When it comes to finding a job, you don’t want to show weakness. Confidence is a huge job-interview-smilepart of getting a job. So here is a list of things that you should start practicing before the interview to show confidence.

  1. Review and recite the things you’ve learned from bad experiences. Have a group project that crashed and burned? Work in an internship that you hated? Think about what you gained from the experience, such as dealing with conflict, group management, or learning how to meet deadlines under pressure. Before your interviewer asks about the experience, already have a positive answer about the task.
  2. Practice your responses to anticipated questions. Don’t be caught off guard by any question in an interview. Review this list from Forbes of the 50 most common interview questions or search on Glassdoor for the company you are interviewing with and see if other interviewees have posted the questions they were asked. You won’t always have an answer, but you should practice answers in advance to be most confident in your interview.
  3. Improve your eye contact. When people get nervous, they often start looking around. You won’t appear confident if you answer questions while looking at a wall. Have a conversation with a friend, and practice looking in his or her eyes. The eye contact you make in a normal, comfortable conversation with a friend is the same eye contact you should be making with your interviewer.
  4. Smile in stressful situations. A smile in an interview shows confidence, but it might be the first thing you forget if you’re nervous. Practice smiling while saying “hello” to a stranger on the sidewalk or introducing yourself to a professor. Get used to smiling.
  5. Don’t apologize for things that aren’t your fault. Don’t let people walk over you. If you are a not-so-uncommon person who apologizes for everything, stop. This tiny improvement will help you be even more confident.

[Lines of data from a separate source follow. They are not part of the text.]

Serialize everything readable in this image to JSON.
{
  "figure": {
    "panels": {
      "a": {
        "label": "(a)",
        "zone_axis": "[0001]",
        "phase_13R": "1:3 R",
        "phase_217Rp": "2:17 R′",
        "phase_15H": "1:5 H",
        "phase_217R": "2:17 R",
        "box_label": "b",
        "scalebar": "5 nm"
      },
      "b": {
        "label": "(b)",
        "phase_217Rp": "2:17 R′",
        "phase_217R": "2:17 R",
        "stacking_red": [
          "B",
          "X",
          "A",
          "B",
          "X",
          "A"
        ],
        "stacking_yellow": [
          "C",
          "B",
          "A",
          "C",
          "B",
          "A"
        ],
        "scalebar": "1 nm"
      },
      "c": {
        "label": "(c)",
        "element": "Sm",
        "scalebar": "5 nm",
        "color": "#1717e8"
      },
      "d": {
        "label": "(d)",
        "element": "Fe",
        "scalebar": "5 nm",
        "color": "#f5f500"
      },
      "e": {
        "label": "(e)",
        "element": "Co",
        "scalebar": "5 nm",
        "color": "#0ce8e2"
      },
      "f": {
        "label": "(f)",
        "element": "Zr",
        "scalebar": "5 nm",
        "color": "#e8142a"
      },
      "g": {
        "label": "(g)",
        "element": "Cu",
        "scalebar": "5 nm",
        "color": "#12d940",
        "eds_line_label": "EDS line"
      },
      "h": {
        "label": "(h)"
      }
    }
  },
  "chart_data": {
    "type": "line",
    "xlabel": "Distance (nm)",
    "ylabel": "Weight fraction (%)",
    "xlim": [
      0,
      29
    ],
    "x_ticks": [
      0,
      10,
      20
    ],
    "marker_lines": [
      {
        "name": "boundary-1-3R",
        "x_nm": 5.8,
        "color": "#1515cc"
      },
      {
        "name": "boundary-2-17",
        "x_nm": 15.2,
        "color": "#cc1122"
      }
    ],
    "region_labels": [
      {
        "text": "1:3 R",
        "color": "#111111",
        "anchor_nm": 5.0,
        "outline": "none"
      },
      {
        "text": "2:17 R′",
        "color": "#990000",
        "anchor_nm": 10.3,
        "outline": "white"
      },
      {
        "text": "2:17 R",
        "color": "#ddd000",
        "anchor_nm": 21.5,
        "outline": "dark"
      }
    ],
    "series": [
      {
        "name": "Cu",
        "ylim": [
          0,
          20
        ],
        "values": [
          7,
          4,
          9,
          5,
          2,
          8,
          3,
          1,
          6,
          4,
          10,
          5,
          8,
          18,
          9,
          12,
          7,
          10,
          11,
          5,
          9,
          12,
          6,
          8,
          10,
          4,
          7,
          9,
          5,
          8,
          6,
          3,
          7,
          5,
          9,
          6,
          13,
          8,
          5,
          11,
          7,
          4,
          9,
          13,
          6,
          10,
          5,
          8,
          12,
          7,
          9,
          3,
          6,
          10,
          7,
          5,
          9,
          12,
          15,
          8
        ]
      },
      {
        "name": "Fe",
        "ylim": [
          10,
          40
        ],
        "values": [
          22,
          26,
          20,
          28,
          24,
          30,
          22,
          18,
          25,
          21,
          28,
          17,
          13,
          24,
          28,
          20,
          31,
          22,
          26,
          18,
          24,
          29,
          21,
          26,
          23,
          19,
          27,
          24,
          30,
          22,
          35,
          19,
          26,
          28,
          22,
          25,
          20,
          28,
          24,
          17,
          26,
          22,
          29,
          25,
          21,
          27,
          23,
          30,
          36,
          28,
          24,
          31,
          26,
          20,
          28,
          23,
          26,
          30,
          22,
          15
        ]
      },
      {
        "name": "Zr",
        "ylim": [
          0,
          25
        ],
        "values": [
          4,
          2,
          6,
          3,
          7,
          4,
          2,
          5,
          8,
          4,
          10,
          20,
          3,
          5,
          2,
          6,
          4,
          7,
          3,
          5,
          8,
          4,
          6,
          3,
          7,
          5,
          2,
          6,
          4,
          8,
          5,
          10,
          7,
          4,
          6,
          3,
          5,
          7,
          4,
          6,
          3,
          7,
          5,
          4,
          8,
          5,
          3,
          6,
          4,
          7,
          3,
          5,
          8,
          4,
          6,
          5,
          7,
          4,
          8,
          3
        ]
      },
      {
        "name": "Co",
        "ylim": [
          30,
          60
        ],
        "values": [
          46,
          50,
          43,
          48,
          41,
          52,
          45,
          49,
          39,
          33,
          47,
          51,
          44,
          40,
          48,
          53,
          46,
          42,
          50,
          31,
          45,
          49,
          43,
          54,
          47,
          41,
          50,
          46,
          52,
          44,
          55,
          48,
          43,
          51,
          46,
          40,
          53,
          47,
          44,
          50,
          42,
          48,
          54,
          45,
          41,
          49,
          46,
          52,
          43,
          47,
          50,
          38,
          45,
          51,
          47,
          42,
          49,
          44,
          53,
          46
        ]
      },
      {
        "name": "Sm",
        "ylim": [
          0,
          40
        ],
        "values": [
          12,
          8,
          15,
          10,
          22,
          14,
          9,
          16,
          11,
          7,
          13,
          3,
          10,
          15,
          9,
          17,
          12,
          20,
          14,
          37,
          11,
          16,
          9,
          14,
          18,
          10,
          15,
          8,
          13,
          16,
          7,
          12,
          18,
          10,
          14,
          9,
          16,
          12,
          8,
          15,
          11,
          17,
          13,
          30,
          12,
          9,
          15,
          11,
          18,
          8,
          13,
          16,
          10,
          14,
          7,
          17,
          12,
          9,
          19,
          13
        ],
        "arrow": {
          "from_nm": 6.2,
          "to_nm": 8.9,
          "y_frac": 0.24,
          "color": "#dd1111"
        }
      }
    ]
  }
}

2 thoughts on “Never Apologize

  1. I completely agree with #2 & 3 – Be prepared with answers to common questions, and make eye contact when delivering your answers in the interview.

    I know a lot of people who worry about sounding too rehearsed if they practice answers in advance. The truth is you’ll be nervous during the interview, so you’ll still sound natural. But you’ll be more confident because you already have an answer prepared.

    I hadn’t heard #5 before? Do you have any example of times when people apologize for things they shouldn’t have?

  2. Thanks for your comment, Bob. I actually see #5 all the time. In personal experience, I work with a few female interns who tend to apologize for everything, like closing a door too loudly, walking into an office not knowing there’s a meeting, and other innocuous things. Our supervisor always tells us not to apologize, because there’s nothing to apologize for. Taking the blame when there is no fault can make one look weak in a work setting.